The short explores how experiences and the passage of time can alter our perception of something. “The idea of early television memories taking on a different meaning when looked back upon decades later seemed interesting. Then it was a case of finding the human story within that,” says Steve who has worked on films such as Kubo and the Two Strings and Wes Anderson’s upcoming animation Isle of Dogs.
“I met with our co-writer Josh Blaaberg very early on, realised we had a similar sensibility, and the story started to develop from there,” Steve told It’s Nice That. The pair then spent the next eight months working within a core team of 11 NFTS students to develop and animate Pombo Loves You.
The animation features a very specific aesthetic which is the result of the materials used, 80s references and its dynamic approach to lighting and cinematography. Most of the interiors and props, designed by Dana Anusca, are made of card. This was both a stylistic and practical choice in order to speed up the process of construction with limited time and resources. When it came to the characters, the team settled on a foam called Plastazote coupled with metal skeletons inside called armatures which enabled to puppets to hold their poses during the animation process.
“There was definitely a throwback to many of the shows that Josh and I grew up with. I think the most important aspect we wanted to capture was the feral energy of those kinds of live TV shows, like Fun House or Get Your Own Back. They genuinely felt dangerous and chaotic at the time,” explains Steve. However, the pair tried not to make any specific references to the 80s, finding it more useful to build on their own recollections as memory is at the heart of the story.
Steve also told us how they attempted to “attach those superficial and upbeat images with a deeper melancholy, which came out of thinking about some of the pop culture icons of the era such as Mr Blobby.” While researching, he discovered that a short-lived theme park had been built around the “Blobby universe”. The park is now completely derelict with the graffitied words “Noel Edmonds – stop pretending deal or no deal is more than it is,” on the rotting walls of Mr Blobby’s house. “I saw something captivating in this huge cultural icon of my childhood gathering dust,” says Steve.
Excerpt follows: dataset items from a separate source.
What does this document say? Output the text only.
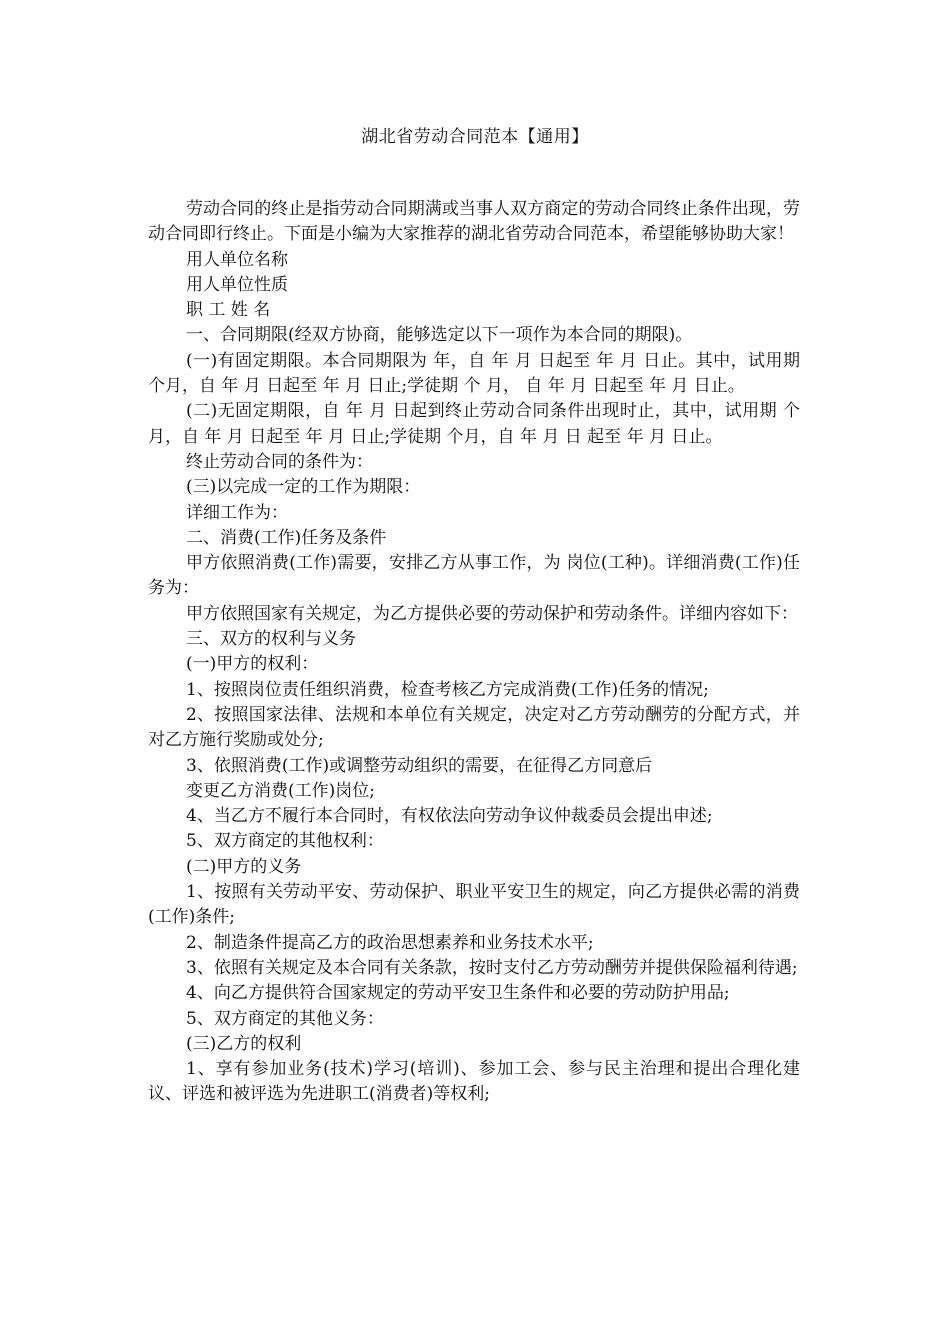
湖北省劳动合同范本【通用】

劳动合同的终止是指劳动合同期满或当事人双方商定的劳动合同终止条件出现，劳动合同即行终止。下面是小编为大家推荐的湖北省劳动合同范本，希望能够协助大家！

用人单位名称

用人单位性质

职 工 姓 名

一、合同期限(经双方协商，能够选定以下一项作为本合同的期限)。

(一)有固定期限。本合同期限为 年，自 年 月 日起至 年 月 日止。其中，试用期 个月，自 年 月 日起至 年 月 日止;学徒期 个 月， 自 年 月 日起至 年 月 日止。

(二)无固定期限，自 年 月 日起到终止劳动合同条件出现时止，其中，试用期 个月，自 年 月 日起至 年 月 日止;学徒期 个月，自 年 月 日 起至 年 月 日止。

终止劳动合同的条件为：

(三)以完成一定的工作为期限：

详细工作为：

二、消费(工作)任务及条件

甲方依照消费(工作)需要，安排乙方从事工作，为 岗位(工种)。详细消费(工作)任务为：

甲方依照国家有关规定，为乙方提供必要的劳动保护和劳动条件。详细内容如下：

三、双方的权利与义务

(一)甲方的权利：

1、按照岗位责任组织消费，检查考核乙方完成消费(工作)任务的情况;

2、按照国家法律、法规和本单位有关规定，决定对乙方劳动酬劳的分配方式，并对乙方施行奖励或处分;

3、依照消费(工作)或调整劳动组织的需要，在征得乙方同意后

变更乙方消费(工作)岗位;

4、当乙方不履行本合同时，有权依法向劳动争议仲裁委员会提出申述;

5、双方商定的其他权利：

(二)甲方的义务

1、按照有关劳动平安、劳动保护、职业平安卫生的规定，向乙方提供必需的消费(工作)条件;

2、制造条件提高乙方的政治思想素养和业务技术水平;

3、依照有关规定及本合同有关条款，按时支付乙方劳动酬劳并提供保险福利待遇;

4、向乙方提供符合国家规定的劳动平安卫生条件和必要的劳动防护用品;

5、双方商定的其他义务：

(三)乙方的权利

1、享有参加业务(技术)学习(培训)、参加工会、参与民主治理和提出合理化建议、评选和被评选为先进职工(消费者)等权利;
This subversive and strange mix of naivety and nightmare is carried through to the narrative and atmosphere of Pombo Loves You.
All too often with stop motion film, there can be a real fear of moving the camera resulting in “locked off shots” pointing down into the set, leaving the animation to play out like a puppet show. The film’s cinematographer Alastair Little had never worked on an animation before and so he naturally brought a live-action approach, meaning the team attempted shots that might usually be avoided because of their apparent technical difficulties. Pombo Loves You has a very “real” and cinematic feel because of this. When planning shots, the team also tried not to be too thorough, instead, improvising in order to inject a tension usually only possible when capturing actual humans.